Dans le petit royaume de Karlsburg, le jeune prince héritier Karl Heinrich (Philippe de Lacy) arrive chez son oncle le roi Karl VI (Gustav Von Seyffertitz). Malgré la présence du Dr Jüttner, un précepteur qui lui sert de père de substitution, et un ami en même temps qu'un éducateur (Jean Hersholt), la vie est rude pour le jeune prince, qui n'a pas la possibilité ni de sortir, ni d'avoir d'authentiques amis de son âge... Devenu adulte (Ramon Novarro), il doit partir pour l'université de Heidelberg, où il compte bien rattraper le temps perdu en faisant le plein de plaisir et d'amitiés. En compagnie du Dr Jüttner, le jeune prince va y trouver un bonheur immense, mais fugace, surtout dans les bras de la belle Kathi (Norma Shearer)... Fugace car le prince insouciant va vite être rattrapé par l'annonce de la maladie du Roi, et bien entendu par la raison d'état... Comment dans ces circonstances donner sa pleine mesure à ce qui n'apparaîtra jamais aux yeux de la cour, que comme une amourette sans importance?

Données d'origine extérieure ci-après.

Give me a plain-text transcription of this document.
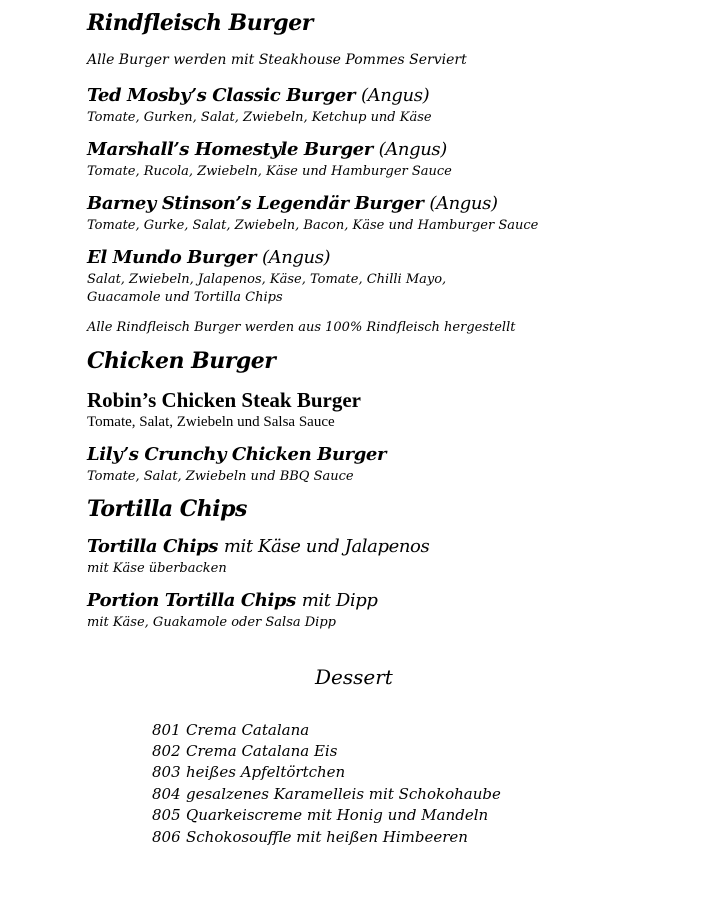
Rindfleisch Burger
Alle Burger werden mit Steakhouse Pommes Serviert
Ted Mosby’s Classic Burger (Angus)
Tomate, Gurken, Salat, Zwiebeln, Ketchup und Käse
Marshall’s Homestyle Burger (Angus)
Tomate, Rucola, Zwiebeln, Käse und Hamburger Sauce
Barney Stinson’s Legendär Burger (Angus)
Tomate, Gurke, Salat, Zwiebeln, Bacon, Käse und Hamburger Sauce
El Mundo Burger (Angus)
Salat, Zwiebeln, Jalapenos, Käse, Tomate, Chilli Mayo,
Guacamole und Tortilla Chips
Alle Rindfleisch Burger werden aus 100% Rindfleisch hergestellt
Chicken Burger
Robin’s Chicken Steak Burger
Tomate, Salat, Zwiebeln und Salsa Sauce
Lily’s Crunchy Chicken Burger
Tomate, Salat, Zwiebeln und BBQ Sauce
Tortilla Chips
Tortilla Chips mit Käse und Jalapenos
mit Käse überbacken
Portion Tortilla Chips mit Dipp
mit Käse, Guakamole oder Salsa Dipp
Dessert
801 Crema Catalana
802 Crema Catalana Eis
803 heißes Apfeltörtchen
804 gesalzenes Karamelleis mit Schokohaube
805 Quarkeiscreme mit Honig und Mandeln
806 Schokosouffle mit heißen Himbeeren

On pense évidemment à Erich Von Stroheim, et ce n'est pas un hasard; dans l'esprit d'Irving Thalberg, maître d'oeuvre du projet pour la MGM, ce film devait suivre The merry widow entre les mains du metteur en scène de Greed. Mais celui-ci, qui souhaitait écrire et réaliser ses films à sa guise, a quitté le studio, avec fracas, en fin 1925. Lubitsch, qui venait de remplir un contrat de cinq films pour la Warner, n'était que le quatrième choix pour le jeune producteur, ce dernier ayant considéré faire venir E. A. Dupont, auréolé du succès de Variétés, ou confier le travail au vétéran John Stuart Robertson. Si Lubitsch est arrivé sur le tard sur un projet qui avait déjà pris vie sans lui, il y a suffisamment insufflé de lui-même: le ton pour commencer, mélange savant de mélodrame et de comédie, et le contraste saisissant entre les décors un rien grandioses de conte de fées, et le talent du metteur en scène pour nous intéresser à un détail, à un geste, et comme le ferait remarquer Mary Pickford, à une porte...

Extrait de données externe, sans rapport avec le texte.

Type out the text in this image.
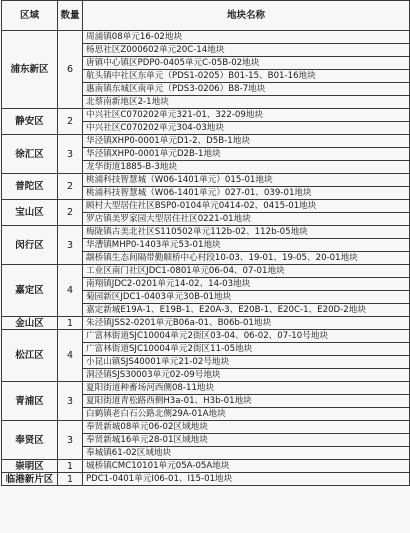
区域	数量	地块名称
浦东新区	6	周浦镇08单元16-02地块
		杨思社区Z000602单元20C-14地块
		唐镇中心镇区PDP0-0405单元C-05B-02地块
		航头镇中社区东单元（PDS1-0205）B01-15、B01-16地块
		惠南镇东城区南单元（PDS3-0206）B8-7地块
		北蔡南新地区2-1地块
静安区	2	中兴社区C070202单元321-01、322-09地块
		中兴社区C070202单元304-03地块
徐汇区	3	华泾镇XHP0-0001单元D1-2、D5B-1地块
		华泾镇XHP0-0001单元D2B-1地块
		龙华街道1885-B-3地块
普陀区	2	桃浦科技智慧城（W06-1401单元）015-01地块
		桃浦科技智慧城（W06-1401单元）027-01、039-01地块
宝山区	2	顾村大型居住社区BSP0-0104单元0414-02、0415-01地块
		罗店镇美罗家园大型居住社区0221-01地块
闵行区	3	梅陇镇古美北社区S110502单元112b-02、112b-05地块
		华漕镇MHP0-1403单元53-01地块
		颛桥镇生态间隔带勤顺桥中心村段10-03、19-01、19-05、20-01地块
嘉定区	4	工业区南门社区JDC1-0801单元06-04、07-01地块
		南翔镇JDC2-0201单元14-02、14-03地块
		菊园新区JDC1-0403单元30B-01地块
		嘉定新城E19A-1、E19B-1、E20A-3、E20B-1、E20C-1、E20D-2地块
金山区	1	朱泾镇JSS2-0201单元B06a-01、B06b-01地块
松江区	4	广富林街道SJC10004单元2街区03-04、06-02、07-10号地块
		广富林街道SJC10004单元2街区11-05地块
		小昆山镇SJS40001单元21-02号地块
		洞泾镇SJS30003单元02-09号地块
青浦区	3	夏阳街道种畜场河西侧08-11地块
		夏阳街道青松路西侧H3a-01、H3b-01地块
		白鹤镇老白石公路北侧29A-01A地块
奉贤区	3	奉贤新城08单元06-02区域地块
		奉贤新城16单元28-01区域地块
		奉城镇61-02区域地块
崇明区	1	城桥镇CMC10101单元05A-05A地块
临港新片区	1	PDC1-0401单元I06-01、I15-01地块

Et surtout, il a su s'intéresser à ses personnages et leurs relations: l'amitié quasi filiale de Jüttner pour Karl Heinrich, et la relation d'irrésistible passion de Kathi et du jeune prince, entre bouffées de gaminerie friponne, et conscience aiguë des réalités de leur rang respectif: une scène me revient en mémoire: la nuit, les deux jeunes gens se voient, et Karl court après Kathi, à la fois en jeu et afin de l'embrasser, ce que la prudente jeune femme ne souhaite pas: ils sont filmés de côtés, et la caméra les suit dans un travelling latéral, qui les voit passer derrière une rangée d'arbres, jusqu'à ce que la caméra dépasse un gros arbre, mais de derrière le tronc, les deux amoureux n'émergent que tardivement: la preuve qu'un metteur en scène aussi distinctif que Lubitsch pouvait malgré tout continuer à garder son style distinctif, y compris au sein de la MGM.
Cela étant dit, le film reste avant tout un véhicule pour le studio, pour le savoir-faire MGM et pour ses stars. Mais Lubitsch, s'attaquant à une thématique qui l'intéresse (le passage difficile à l'âge adulte, la frustration née des classes sociales, et un portrait formidable de jeune femme plus adulte que son amant, qui est celle qui remettra le jeune prince devenu roi, dans le droit chemin d'une succession difficile mais nécessaire), et continuant à montrer son talent en matière de point de vue: la façon dont Karl Heinrich découvre, devenu roi, qu'aucun de ses camarades étudiants ne lui témoignera jamais plus qu'un respect froid et protocolaire, par exemple, est traitée du point de vue de Novarro, sans qu'il soit possible pour le public d'en vouloir à ces sujets zélés... Et il y a Jean Hersholt, génial acteur trop méconnu, qui joue ici l'un des deux rôles les plus importants de sa vie.